Brian S, a technical communications teacher, recognizes a disconnect between what teachers value (the learning process) and what students prioritize (the finished grade):
"The grade matters a lot more to them than to me... So it makes sense that if there's a tool that promises a product that will help them pass so that they can concentrate on the stuff that they feel is more important to their career, of course, they'll think about using it."
This highlights a key tension: Our systems reward the end product, not the process or effort. When tools make it easy to skip the process, real learning can collapse.
Todd Harper, a game design professor, closes with a resonant reflection on the existential stakes:
"The point is that when they're looking up sources or drawing the art or creating the thing, they are exercising the skills and the learning that we want them to develop… The process is the important bit. And if what's turned into me looks plausible, which LLMs can be good at—if the student didn't do it, if there was no process, then what are we doing here?
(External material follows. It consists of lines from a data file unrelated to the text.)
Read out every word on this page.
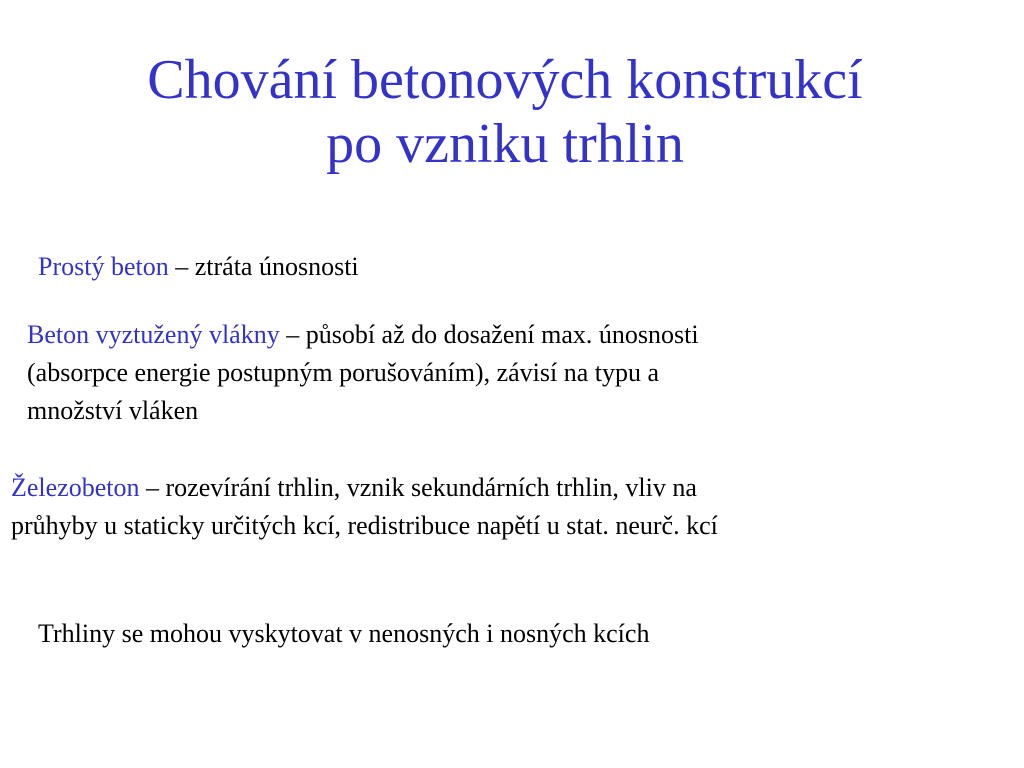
Chování betonových konstrukcí
po vzniku trhlin

Prostý beton – ztráta únosnosti

Beton vyztužený vlákny – působí až do dosažení max. únosnosti
(absorpce energie postupným porušováním), závisí na typu a
množství vláken

Železobeton – rozevírání trhlin, vznik sekundárních trhlin, vliv na
průhyby u staticky určitých kcí, redistribuce napětí u stat. neurč. kcí

Trhliny se mohou vyskytovat v nenosných i nosných kcích
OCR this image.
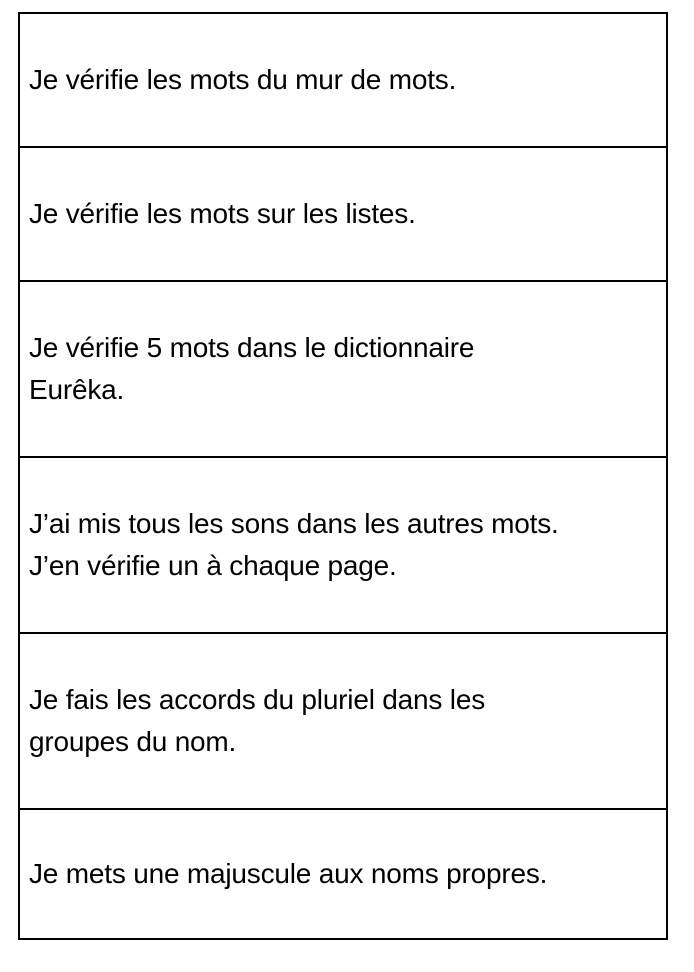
Je vérifie les mots du mur de mots.
Je vérifie les mots sur les listes.
Je vérifie 5 mots dans le dictionnaire
Eurêka.
J’ai mis tous les sons dans les autres mots.
J’en vérifie un à chaque page.
Je fais les accords du pluriel dans les
groupes du nom.
Je mets une majuscule aux noms propres.
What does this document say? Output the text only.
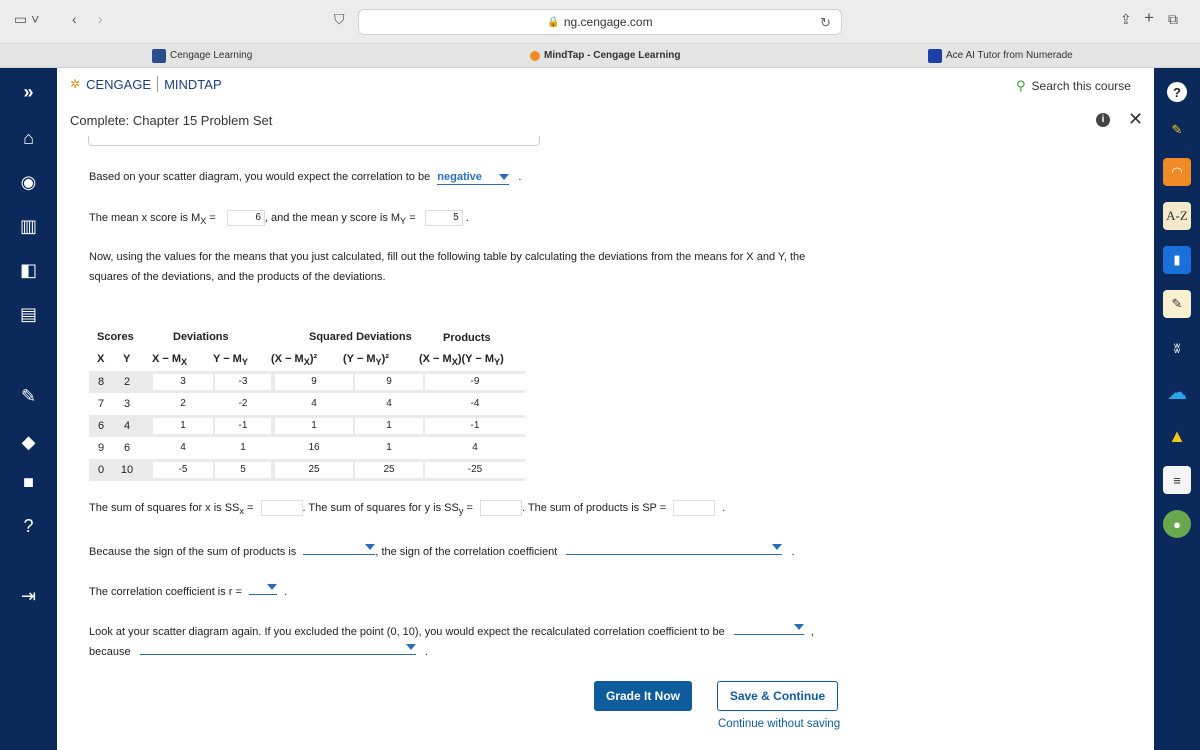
▭ ˅ ‹ ›	⛉	🔒 ng.cengage.com	↻	⇪ + ⧉
Cengage Learning	MindTap - Cengage Learning	Ace AI Tutor from Numerade
»
⌂
◉
▥
◧
▤
✎
◆
■
?
⇥
?
✎
◠
A-Z
▮
✎
ʬ
☁
▲
≡
●
✲ CENGAGE MINDTAP	⚲ Search this course
Complete: Chapter 15 Problem Set	i	✕
Based on your scatter diagram, you would expect the correlation to be negative	.
The mean x score is $M_X$ =	6 , and the mean y score is $M_Y$ =	5 .
Now, using the values for the means that you just calculated, fill out the following table by calculating the deviations from the means for X and Y, the
squares of the deviations, and the products of the deviations.
Scores	Deviations	Squared Deviations	Products
X Y $X - M_X$ $Y - M_Y$ $(X - M_X)^2$ $(Y - M_Y)^2$	$(X - M_X)(Y - M_Y)$
8	2	3	-3	9	9	-9
7	3	2	-2	4	4	-4
6	4	1	-1	1	1	-1
9	6	4	1	16	1	4
0	10	-5	5	25	25	-25
The sum of squares for x is $SS_x$ =	. The sum of squares for y is $SS_y$ =	. The sum of products is SP =	.
Because the sign of the sum of products is	, the sign of the correlation coefficient	.
The correlation coefficient is r =	.
Look at your scatter diagram again. If you excluded the point (0, 10), you would expect the recalculated correlation coefficient to be	,
because	.
Grade It Now	Save & Continue
Continue without saving
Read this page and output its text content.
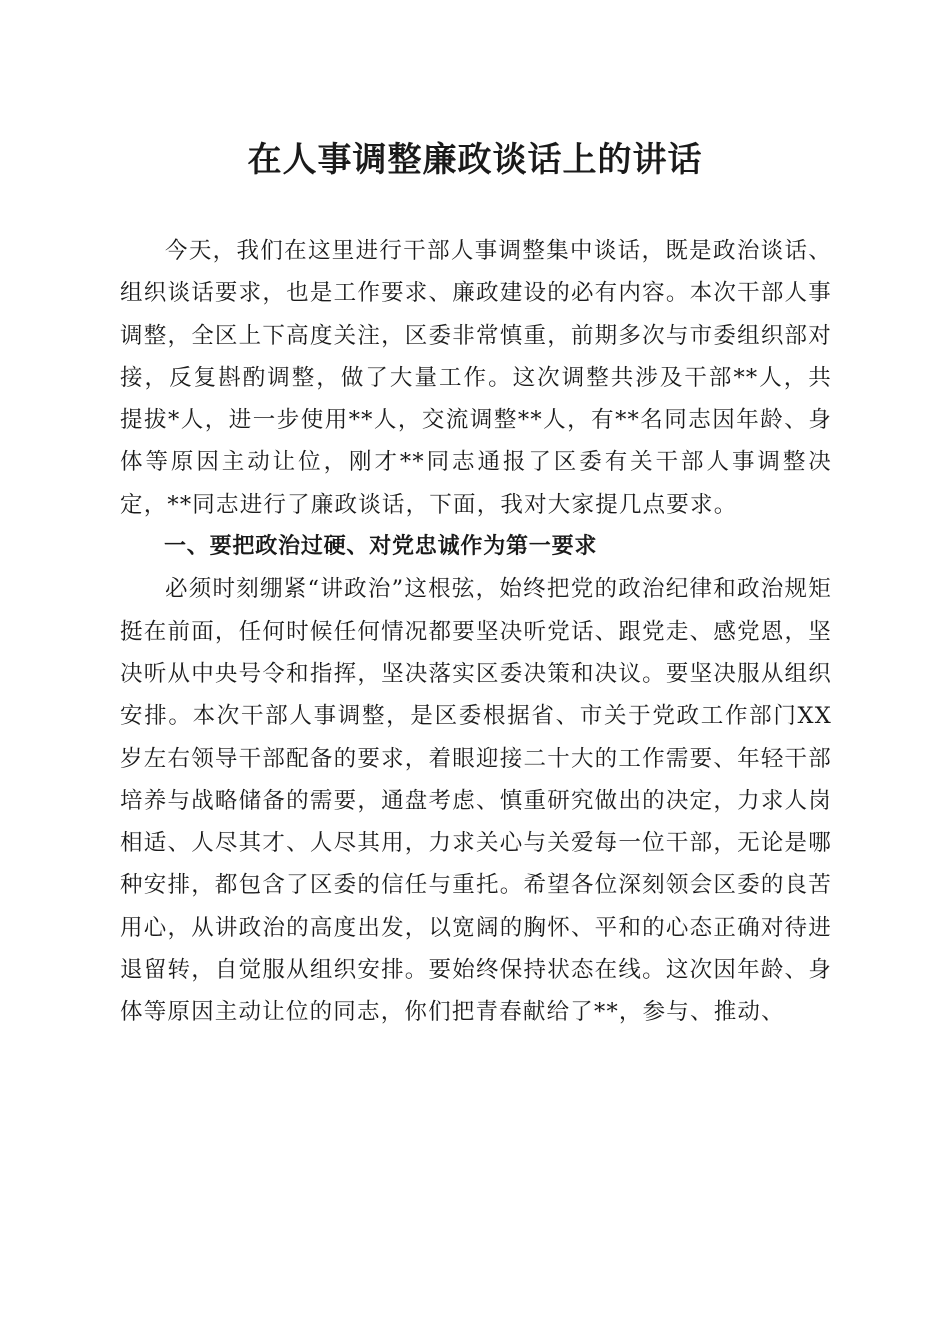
在人事调整廉政谈话上的讲话

今天，我们在这里进行干部人事调整集中谈话，既是政治谈话、组织谈话要求，也是工作要求、廉政建设的必有内容。本次干部人事调整，全区上下高度关注，区委非常慎重，前期多次与市委组织部对接，反复斟酌调整，做了大量工作。这次调整共涉及干部**人，共提拔*人，进一步使用**人，交流调整**人，有**名同志因年龄、身体等原因主动让位，刚才**同志通报了区委有关干部人事调整决定，**同志进行了廉政谈话，下面，我对大家提几点要求。

一、要把政治过硬、对党忠诚作为第一要求

必须时刻绷紧“讲政治”这根弦，始终把党的政治纪律和政治规矩挺在前面，任何时候任何情况都要坚决听党话、跟党走、感党恩，坚决听从中央号令和指挥，坚决落实区委决策和决议。要坚决服从组织安排。本次干部人事调整，是区委根据省、市关于党政工作部门XX岁左右领导干部配备的要求，着眼迎接二十大的工作需要、年轻干部培养与战略储备的需要，通盘考虑、慎重研究做出的决定，力求人岗相适、人尽其才、人尽其用，力求关心与关爱每一位干部，无论是哪种安排，都包含了区委的信任与重托。希望各位深刻领会区委的良苦用心，从讲政治的高度出发，以宽阔的胸怀、平和的心态正确对待进退留转，自觉服从组织安排。要始终保持状态在线。这次因年龄、身体等原因主动让位的同志，你们把青春献给了**，参与、推动、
No real learning has happened. All that's happened is that somebody ticked off a box on a to-do list. And I think it hurts students when that happens."
"What we need is not more tools that produce product. What we need is fewer stressors—financial, cultural, social, whatever—and less pressure on students so that they can actually do the things they need to do to get an education."
Ultimately, the episode concludes that the crisis isn't just about AI, but about the structures of education itself—what we incentivize, what we value, and how we measure true learning. The automation age demands a hard look at these building blocks before we risk hollowing out their deeper meaning.
This Decoder episode doesn't just warn about AI "cheating" in schools. Instead, it opens a much-needed conversation about the purpose of education, the real risks of automating both student and teacher labor, and what's worth preserving in the journey of learning.
"If the process is lost, so is the learning."
Key Takeaway:
Before rushing to embrace or ban AI, schools and educators must decide what really matters in learning—and how to protect it.